The CYIHDSC9000AA (color) and CYIHDSM9000AA (monochrome) are the first image sensors manufactured on Cypress's high-volume, low-cost 0.13-micron CMOS process optimized for image sensors. The image sensors take advantage of Cypress's proprietary, high fill-factor pixel architecture, eliminating the need for microlenses.  With a maximum resolution of 3710 x 2434 pixels, the sensors are capable of delivering superior image quality, color rendition and dynamic range. They are ideally suited for camera-makers targeting advanced amateurs, photo enthusiasts and professional photographers.

"Low dark current and low noise are essential for today's high-end DSC market," said Cliff Drowley, vice president and general manager of Cypress's image sensor business unit. "Our patented pixel architecture, proven in Kodak's DCS Pro SLR line of cameras, is the only CMOS architecture capable of achieving the noise and dark current targets demanded by high-end DSC manufacturers. What is equally attractive to camera makers is this high-end solution does not come with a high-end price."

The new devices are Cypress's first non-proprietary image sensor targeted at high-end DSCs and build on a foundation established by the 13.85-megapixel image sensor developed for Kodak.  The sensors also complement a stable of other Cypress products targeted at the DSC market, including timing solutions and USB controllers.

The image sensors feature a pixel pitch of 6.4-micron and an image array of 3710 x 2434 pixels. The array format is 23.3-mm x 15.5-mm2 with a diagonal dimension of 28-mm, resulting in an effective focal length multiplier of 1.5 compared to a full frame 35-mm camera.
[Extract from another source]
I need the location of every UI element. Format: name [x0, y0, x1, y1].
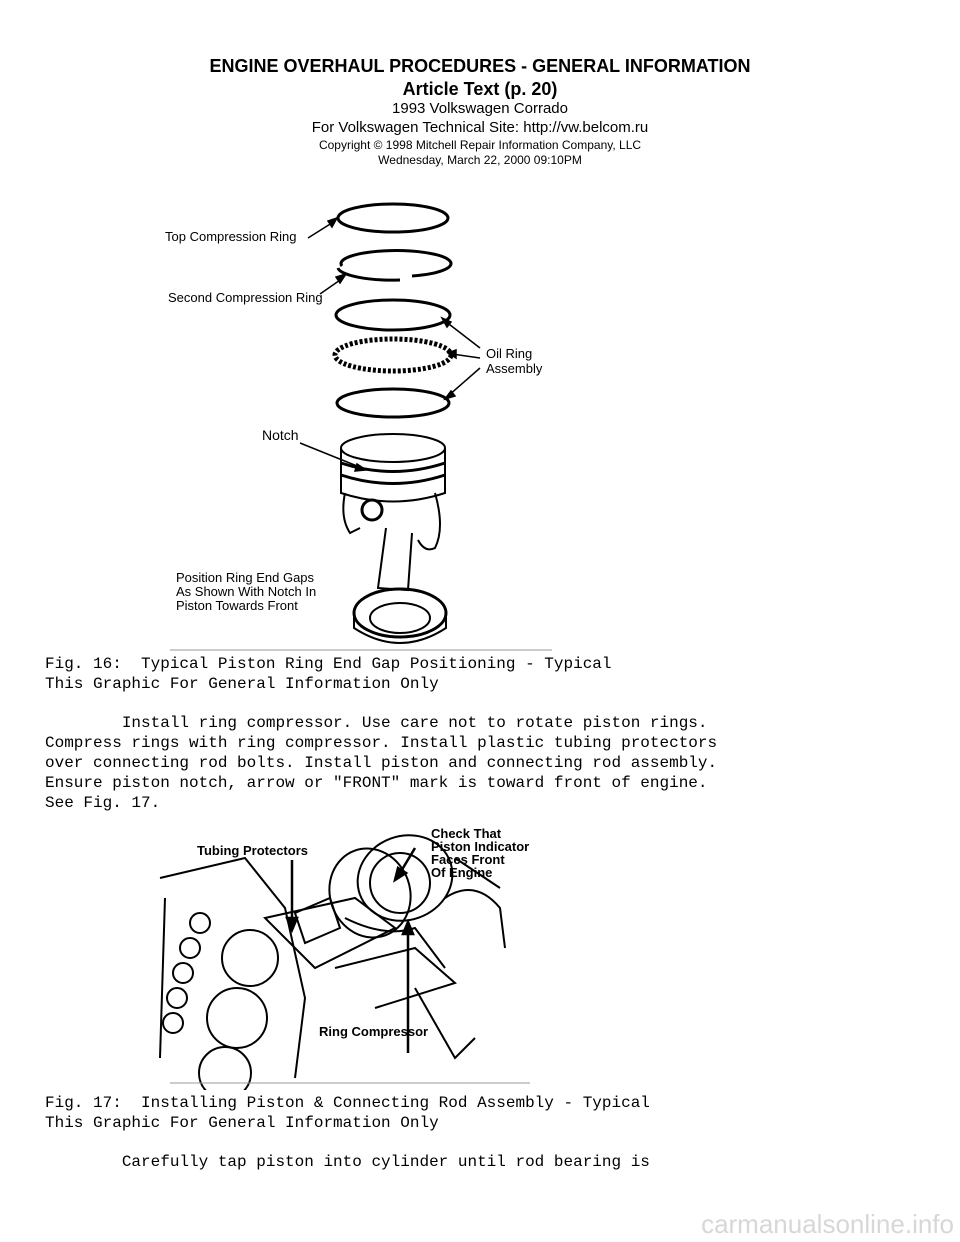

The aspect ratio is 3:2. The devices are capable of delivering five frames-per-second (fps) at full resolution and 20 fps at VGA resolution.

Price and Availability
Cypress is currently sampling the CYIHDSC9000AA and CYIHDSM9000AA with production volumes expected to be available in February of 2006. Pricing is expected to be approximately $90.00 each, depending on quantities. A high-resolution photo is available at www.cypress.com/9-megapixelAPS.

Cypress Image Sensors
Cypress's broad CMOS image sensor portfolio spans both the high-end and consumer mass markets.  Cypress delivers high-performance sensors for custom and high-end digital photography; ultra high-speed imaging solutions for automotive safety, machine vision and motion analysis; and consumer-oriented solutions for ultra-slim digital still cameras, single-use cameras and camera-enabled mobile devices." CMOS image sensors complement Cypress's technology and market strengths. The sensors expand Cypress's existing presence in digital still cameras, where it sells a broad array of timing solutions; in the automotive sector, where it sells configurable microcontrollers and memories; and in mobile phones where it is a leader in low-power memories.